Deploying Iris Classification Model with XGBoost: Free, Instant Updates with PyScript Deployment

·

6 min read

Introduction

Welcome to an exciting journey into deploying machine learning models with ease and efficiency! In this blog post, we'll explore how to deploy an iris classification model, built using the powerful XGBoost algorithm, for free and with instant updates. By leveraging PyScript deployment and version control, we'll ensure seamless deployment and maintenance of our machine learning model.

GitHub repo for this project: https://github.com/LakshmanKishore/irisClassification

Live application link: https://lakshmankishore.github.io/irisClassification/

Understanding the Iris Dataset

The Iris dataset comprises samples of iris flowers, each with four features: sepal length, sepal width, petal length, and petal width. Our objective is to classify each iris sample into one of three species: Setosa, Versicolor, or Virginica.

Why XG Boost?

You might wonder why I chose XGBoost for this project. Well, it all started when I encountered some trouble loading a pkl file while using PyScript. But when I revisited PyScript after a few months, I was impressed by its progress. Still, I hesitated due to the pkl file issue. However, a Data Scientist friend mentioned that XGBoost allows storing models in a JSON format. Intrigued by the possibility of deploying machine learning models for free on the web using PyScript and knowing that deployment for static sites is free, I decided to give XGBoost a try.

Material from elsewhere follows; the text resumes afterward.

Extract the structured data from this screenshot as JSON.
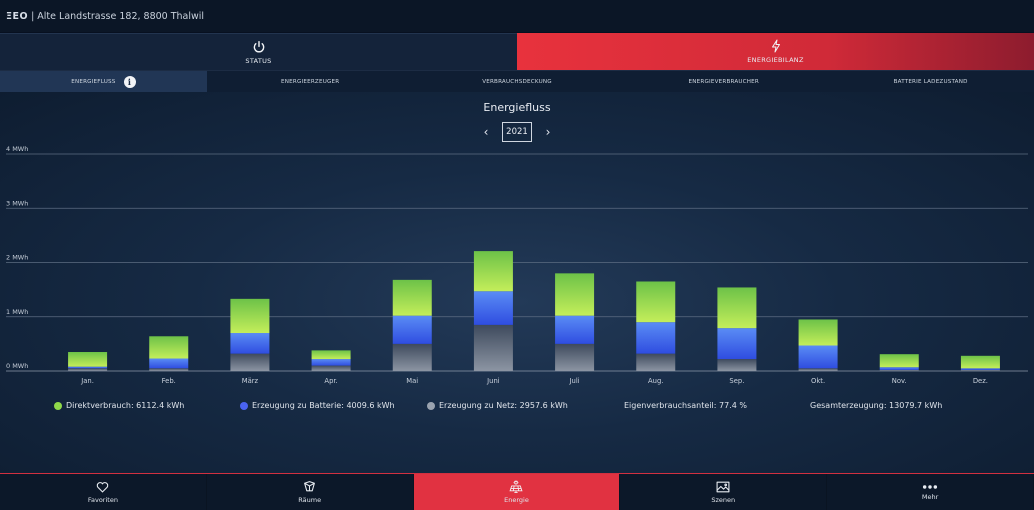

Integrating Data Science Lifecycle

In the realm of data science, every project follows a lifecycle, from data collection to model deployment. While solving the Iris problem and deploying the model with version control, you're essentially completing several stages of this lifecycle.

Data Collection & Preparation:

In the case of the Iris problem, the dataset was readily available, simplifying the data collection process. However, data cleaning and preprocessing might still be necessary to ensure accurate model training.

Model Building & Evaluation:

Choosing XGBoost showcased the experimentation phase, testing different algorithms and techniques. By evaluating the model's performance, desired accuracy levels were ensured.

Deployment & Maintenance:

Deploying the model with PyScript and version control (Git/GitHub) represented the deployment and maintenance phase, allowing for easy updates and improvements to the model over time.

Let's get started!

The folder structure consists of:

  • Images: Contains images used in the HTML page.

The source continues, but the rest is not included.